The Hybrid(CPU/GPU) execution
Note: this is an experimental feature currently.
Overview
The Hybrid execution provides a way to offload Parquet scan onto CPU by leveraging Gluten/Velox.
Configuration
To enable Hybrid Execution, please set the following configurations:
"spark.sql.sources.useV1SourceList": "parquet"
"spark.rapids.sql.parquet.useHybridReader": "true"
"spark.rapids.sql.hybrid.loadBackend": "true"
Build
Build Gluten bundle and third party jars.

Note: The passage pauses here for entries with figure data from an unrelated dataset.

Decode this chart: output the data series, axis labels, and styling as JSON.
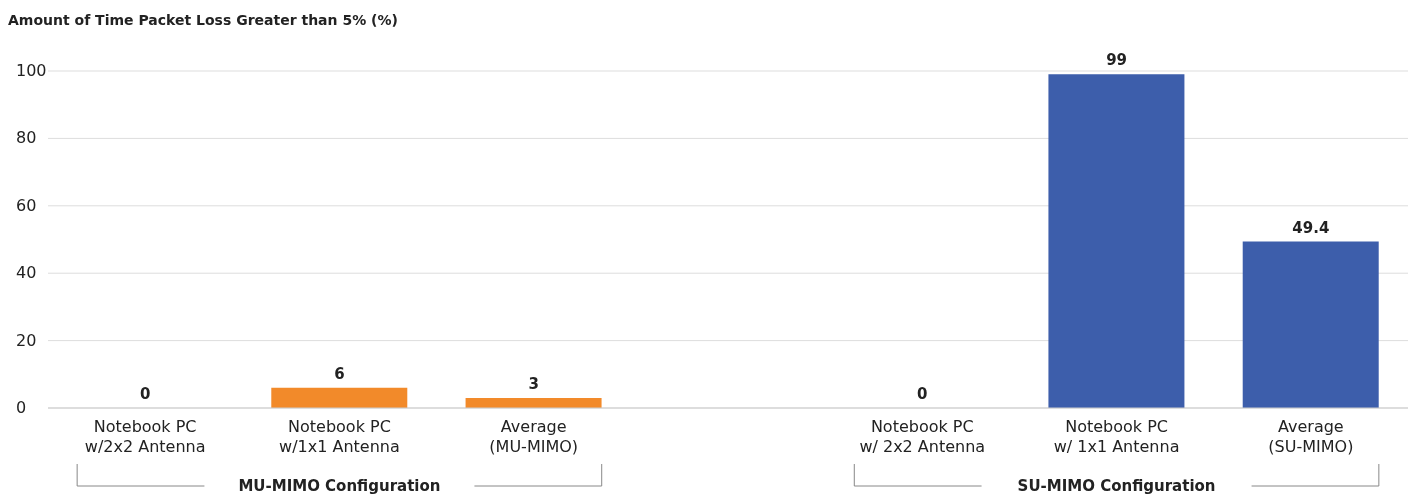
{
  "chart_data": {
    "type": "bar",
    "ylabel": "Amount of Time Packet Loss Greater than 5% (%)",
    "categories": [
      "Notebook PC\nw/2x2 Antenna",
      "Notebook PC\nw/1x1 Antenna",
      "Average\n(MU-MIMO)",
      null,
      "Notebook PC\nw/ 2x2 Antenna",
      "Notebook PC\nw/ 1x1 Antenna",
      "Average\n(SU-MIMO)"
    ],
    "series": [
      {
        "color": "#f28a2a",
        "values": [
          0,
          6,
          3,
          null,
          null,
          null,
          null
        ]
      },
      {
        "color": "#3d5eab",
        "values": [
          null,
          null,
          null,
          null,
          0,
          99,
          49.4
        ]
      }
    ],
    "ylim": [
      0,
      100
    ],
    "yticks": [
      0,
      20,
      40,
      60,
      80,
      100
    ],
    "grid": "y",
    "data_labels": true,
    "annotations": [
      "MU-MIMO Configuration",
      "SU-MIMO Configuration"
    ]
  }
}
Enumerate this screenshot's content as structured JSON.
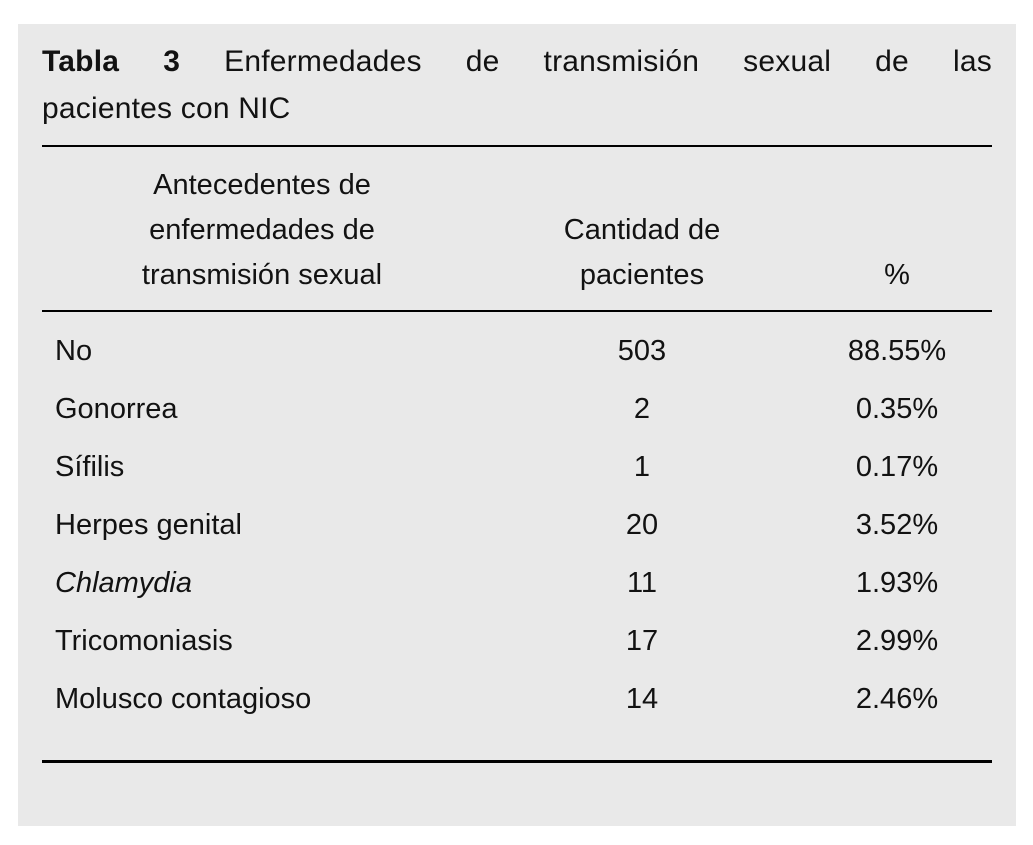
{
  "colors": {
    "panel_bg": "#e9e9e9",
    "text": "#121212",
    "rule": "#000000",
    "page_bg": "#ffffff"
  },
  "caption": {
    "line1_words": [
      "Tabla",
      "3",
      "Enfermedades",
      "de",
      "transmisión",
      "sexual",
      "de",
      "las"
    ],
    "line2": "pacientes con NIC",
    "full_text": "Tabla 3 Enfermedades de transmisión sexual de las pacientes con NIC"
  },
  "table": {
    "headers": [
      "Antecedentes de enfermedades de transmisión sexual",
      "Cantidad de pacientes",
      "%"
    ],
    "rows": [
      {
        "label": "No",
        "count": "503",
        "pct": "88.55%"
      },
      {
        "label": "Gonorrea",
        "count": "2",
        "pct": "0.35%"
      },
      {
        "label": "Sífilis",
        "count": "1",
        "pct": "0.17%"
      },
      {
        "label": "Herpes genital",
        "count": "20",
        "pct": "3.52%"
      },
      {
        "label": "Chlamydia",
        "count": "11",
        "pct": "1.93%",
        "italic": true
      },
      {
        "label": "Tricomoniasis",
        "count": "17",
        "pct": "2.99%"
      },
      {
        "label": "Molusco contagioso",
        "count": "14",
        "pct": "2.46%"
      }
    ]
  },
  "chart_data": {
    "type": "table",
    "title": "Tabla 3 Enfermedades de transmisión sexual de las pacientes con NIC",
    "columns": [
      "Antecedentes de enfermedades de transmisión sexual",
      "Cantidad de pacientes",
      "%"
    ],
    "rows": [
      [
        "No",
        503,
        "88.55%"
      ],
      [
        "Gonorrea",
        2,
        "0.35%"
      ],
      [
        "Sífilis",
        1,
        "0.17%"
      ],
      [
        "Herpes genital",
        20,
        "3.52%"
      ],
      [
        "Chlamydia",
        11,
        "1.93%"
      ],
      [
        "Tricomoniasis",
        17,
        "2.99%"
      ],
      [
        "Molusco contagioso",
        14,
        "2.46%"
      ]
    ]
  }
}
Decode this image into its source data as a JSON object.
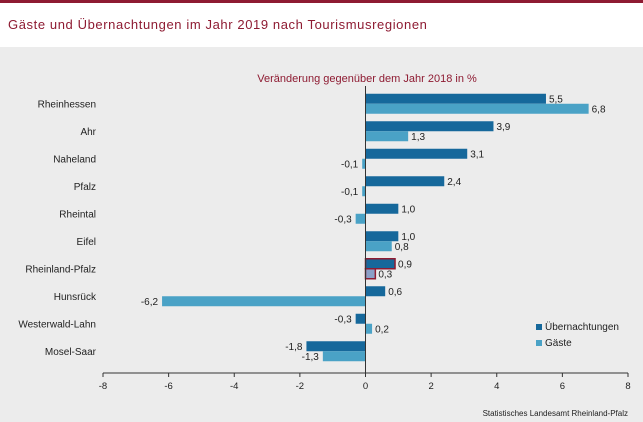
{
  "header": {
    "title": "Gäste und Übernachtungen im Jahr 2019 nach Tourismusregionen"
  },
  "source_note": "Statistisches Landesamt Rheinland-Pfalz",
  "colors": {
    "accent": "#8e1b32",
    "uebernachtungen": "#16689b",
    "gaeste": "#4aa2c6",
    "highlight_border": "#8e1b32",
    "highlight_fill_gaeste": "#8aa0c8"
  },
  "chart_data": {
    "type": "bar",
    "orientation": "horizontal",
    "title": "Veränderung gegenüber dem Jahr 2018 in %",
    "categories": [
      "Rheinhessen",
      "Ahr",
      "Naheland",
      "Pfalz",
      "Rheintal",
      "Eifel",
      "Rheinland-Pfalz",
      "Hunsrück",
      "Westerwald-Lahn",
      "Mosel-Saar"
    ],
    "series": [
      {
        "name": "Übernachtungen",
        "values": [
          5.5,
          3.9,
          3.1,
          2.4,
          1.0,
          1.0,
          0.9,
          0.6,
          -0.3,
          -1.8
        ]
      },
      {
        "name": "Gäste",
        "values": [
          6.8,
          1.3,
          -0.1,
          -0.1,
          -0.3,
          0.8,
          0.3,
          -6.2,
          0.2,
          -1.3
        ]
      }
    ],
    "value_labels": [
      [
        "5,5",
        "3,9",
        "3,1",
        "2,4",
        "1,0",
        "1,0",
        "0,9",
        "0,6",
        "-0,3",
        "-1,8"
      ],
      [
        "6,8",
        "1,3",
        "-0,1",
        "-0,1",
        "-0,3",
        "0,8",
        "0,3",
        "-6,2",
        "0,2",
        "-1,3"
      ]
    ],
    "highlighted_category": "Rheinland-Pfalz",
    "xlim": [
      -8,
      8
    ],
    "xticks": [
      -8,
      -6,
      -4,
      -2,
      0,
      2,
      4,
      6,
      8
    ],
    "legend_position": "right",
    "grid": false
  }
}
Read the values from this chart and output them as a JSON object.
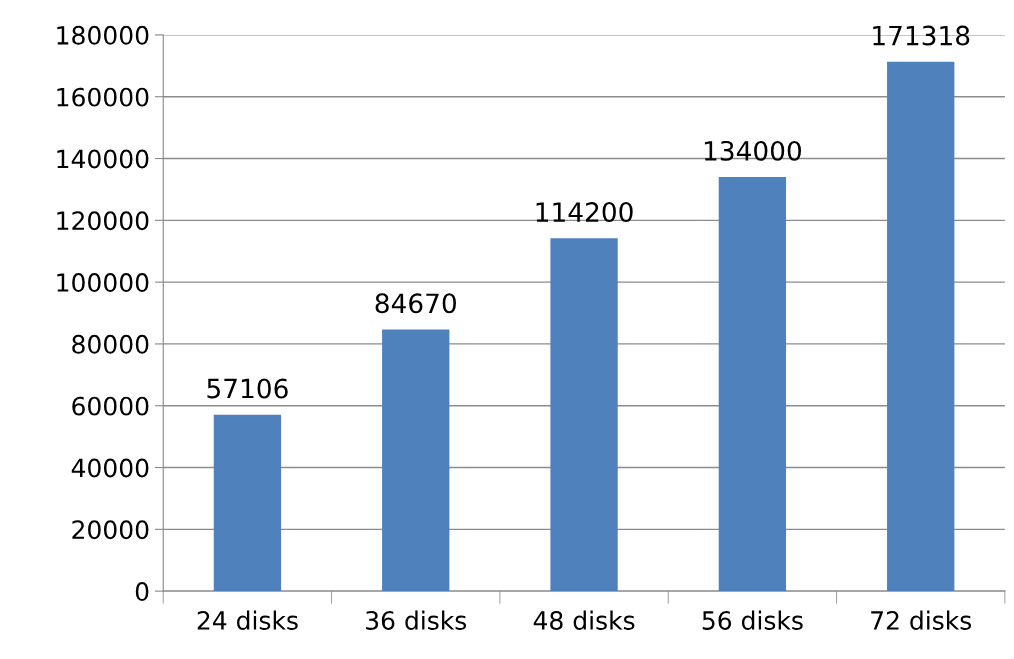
{
  "chart_data": {
    "type": "bar",
    "categories": [
      "24 disks",
      "36 disks",
      "48 disks",
      "56 disks",
      "72 disks"
    ],
    "values": [
      57106,
      84670,
      114200,
      134000,
      171318
    ],
    "color": "#4f81bd",
    "ylim": [
      0,
      180000
    ],
    "yticks": [
      0,
      20000,
      40000,
      60000,
      80000,
      100000,
      120000,
      140000,
      160000,
      180000
    ],
    "grid": "y",
    "data_labels": true,
    "legend": false
  }
}
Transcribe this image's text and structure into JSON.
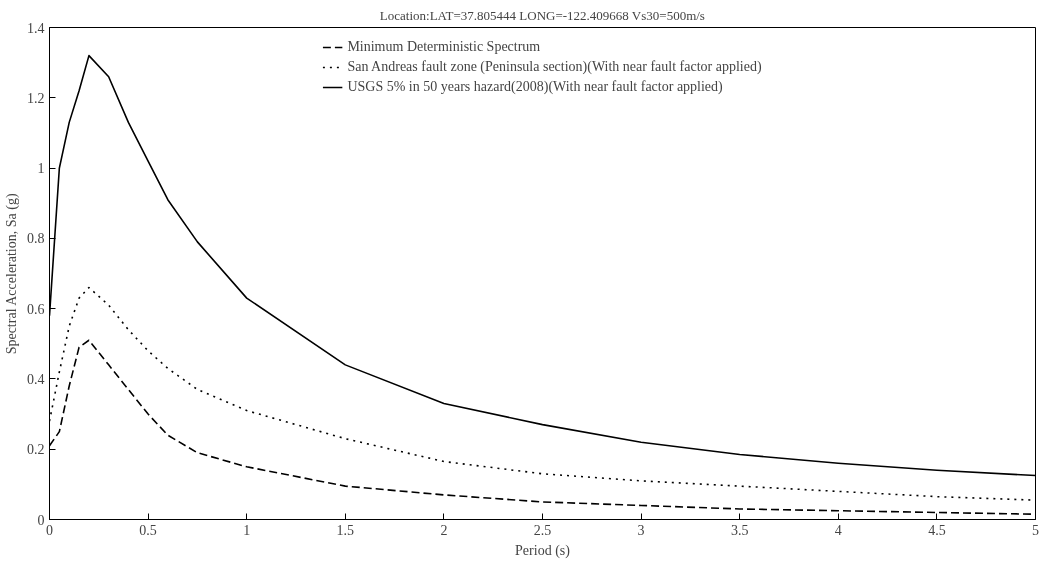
{
  "chart_data": {
    "type": "line",
    "title": "Location:LAT=37.805444 LONG=-122.409668 Vs30=500m/s",
    "xlabel": "Period (s)",
    "ylabel": "Spectral Acceleration, Sa (g)",
    "x": [
      0,
      0.05,
      0.1,
      0.15,
      0.2,
      0.3,
      0.4,
      0.5,
      0.6,
      0.75,
      1.0,
      1.5,
      2.0,
      2.5,
      3.0,
      3.5,
      4.0,
      4.5,
      5.0
    ],
    "series": [
      {
        "name": "Minimum Deterministic Spectrum",
        "color": "#000000",
        "line_style": "dashed",
        "values": [
          0.21,
          0.25,
          0.38,
          0.49,
          0.51,
          0.44,
          0.37,
          0.3,
          0.24,
          0.19,
          0.15,
          0.095,
          0.07,
          0.05,
          0.04,
          0.03,
          0.025,
          0.02,
          0.015
        ]
      },
      {
        "name": "San Andreas fault zone (Peninsula section)(With near fault factor applied)",
        "color": "#000000",
        "line_style": "dotted",
        "values": [
          0.28,
          0.42,
          0.55,
          0.63,
          0.66,
          0.61,
          0.54,
          0.48,
          0.43,
          0.37,
          0.31,
          0.23,
          0.165,
          0.13,
          0.11,
          0.095,
          0.08,
          0.065,
          0.055
        ]
      },
      {
        "name": "USGS 5% in 50 years hazard(2008)(With near fault factor applied)",
        "color": "#000000",
        "line_style": "solid",
        "values": [
          0.58,
          1.0,
          1.13,
          1.22,
          1.32,
          1.26,
          1.13,
          1.02,
          0.91,
          0.79,
          0.63,
          0.44,
          0.33,
          0.27,
          0.22,
          0.185,
          0.16,
          0.14,
          0.125
        ]
      }
    ],
    "xlim": [
      0,
      5
    ],
    "ylim": [
      0,
      1.4
    ],
    "xticks": [
      0,
      0.5,
      1,
      1.5,
      2,
      2.5,
      3,
      3.5,
      4,
      4.5,
      5
    ],
    "yticks": [
      0,
      0.2,
      0.4,
      0.6,
      0.8,
      1,
      1.2,
      1.4
    ],
    "legend": "top",
    "grid": false
  }
}
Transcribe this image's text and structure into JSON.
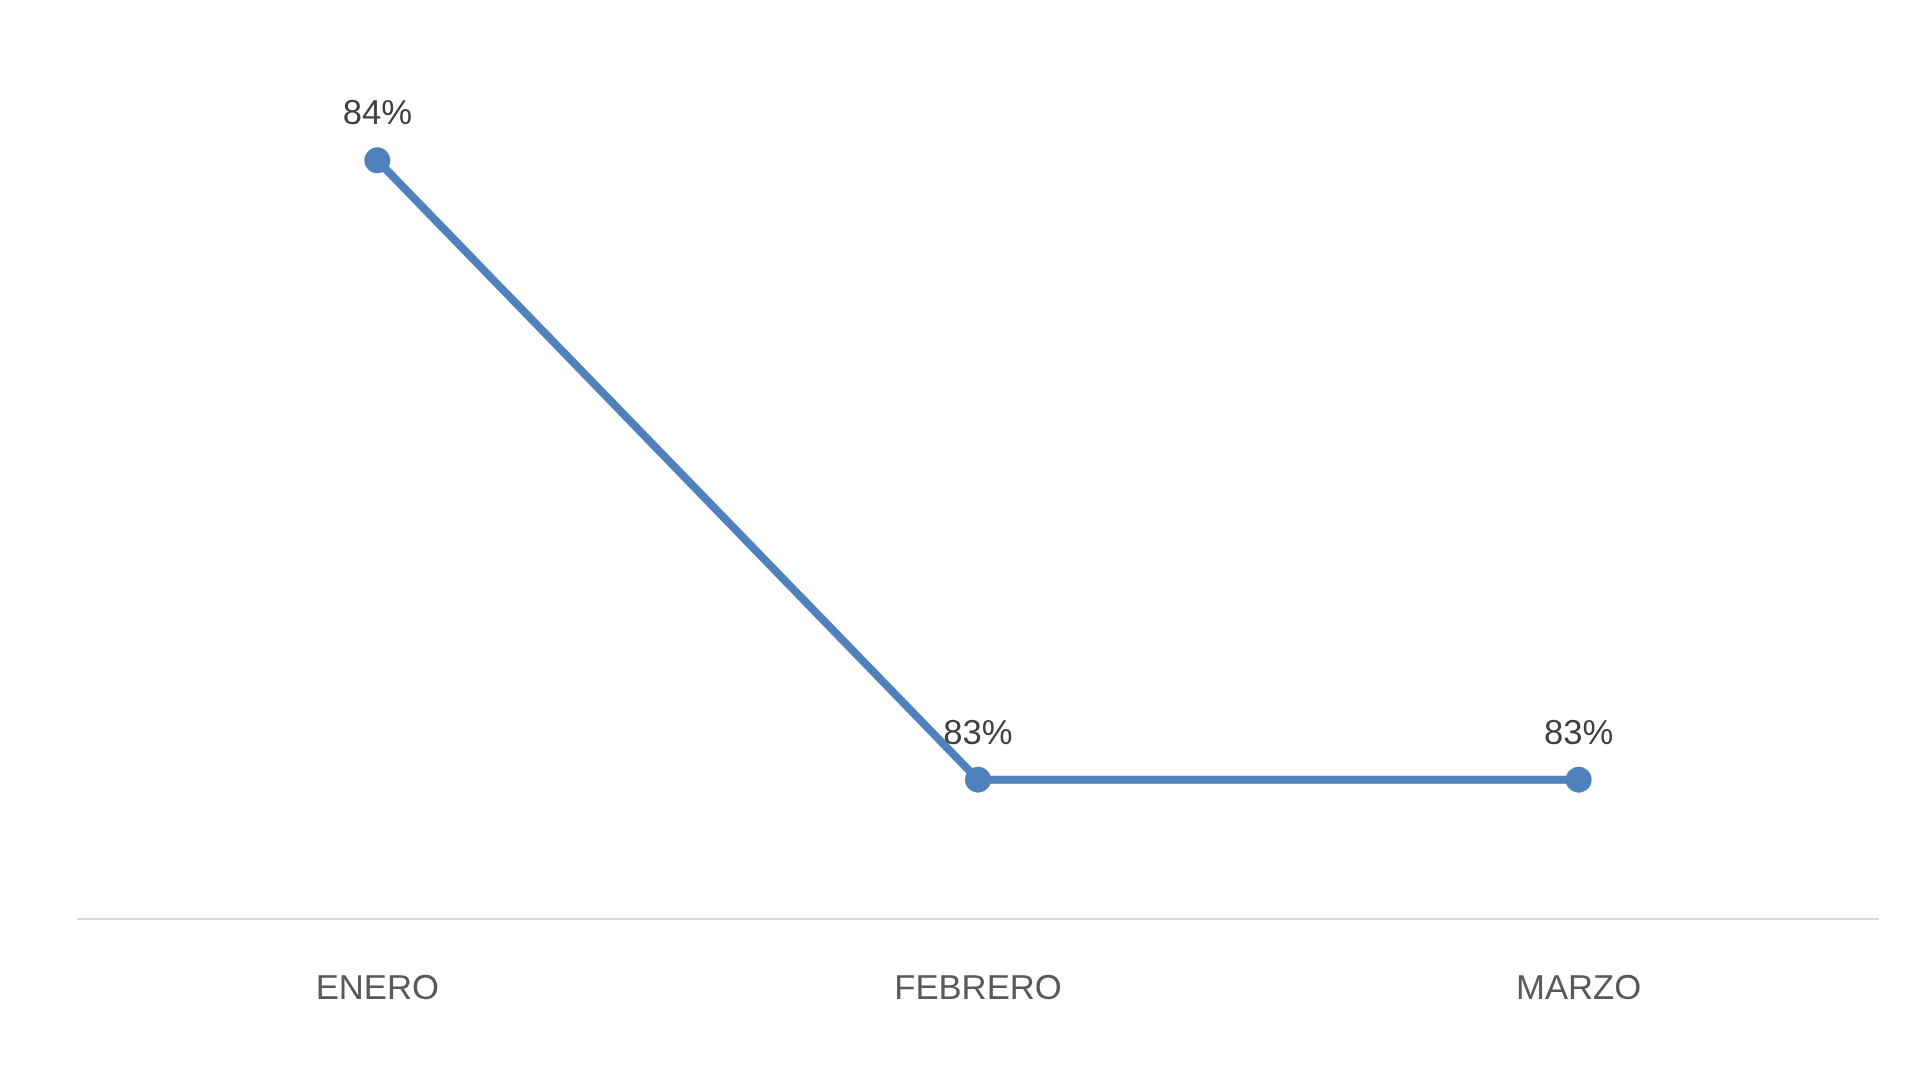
{
  "chart_data": {
    "type": "line",
    "categories": [
      "ENERO",
      "FEBRERO",
      "MARZO"
    ],
    "series": [
      {
        "color": "#4f81bd",
        "values": [
          84,
          83,
          83
        ],
        "value_labels": [
          "84%",
          "83%",
          "83%"
        ]
      }
    ],
    "tick_labels": "x",
    "marker": "circle",
    "line_style": "solid"
  }
}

Hybrid execution targets Gluten v1.2.0 code tag. For the Gluten building, please refer to link. Start the docker Gluten project provided, then execute the following
git clone https://github.com/apache/incubator-gluten.git
git checkout v1.2.0
# Cherry pick a fix from main branch: Fix ObjectStore::stores initialized twice issue
git cherry-pick 2a6a974d6fbaa38869eb9a0b91b2e796a578884c
./dev/package.sh
Note: Should cherry-pick a fix as shown in the above steps. In the $Gluten_ROOT/package/target, you can get the bundle third_party jars.
Download Rapids Hybrid jar from Maven repo
<dependency>
<groupId>com.nvidia</groupId>
<artifactId>rapids-4-spark-hybrid_${scala.binary.version}</artifactId>
<version>${project.version}</version>
</dependency>
How to use
Decide the Spark version. Set the configurations as described in the above section. Prepare the Gluten bundle and third party jars for the Spark version as described in the above section. Get the Rapids Hybrid jar. Put the jars(Gluten two jars and the Rapids hybrid jar) in the classpath by specifying: --jars=<gluten-bundle-jar>,<gluten-thirdparty-jar>,<rapids-hybrid-jar>
Limitations
- Only supports V1 Parquet data source.
- Only supports Scala 2.12, do not support Scala 2.13.
- Support Spark 3.2.2, 3.3.1, 3.4.2, and 3.5.1, matching Gluten. Other Spark versions 32x, 33x, 34x, 35x may work, but are not fully tested.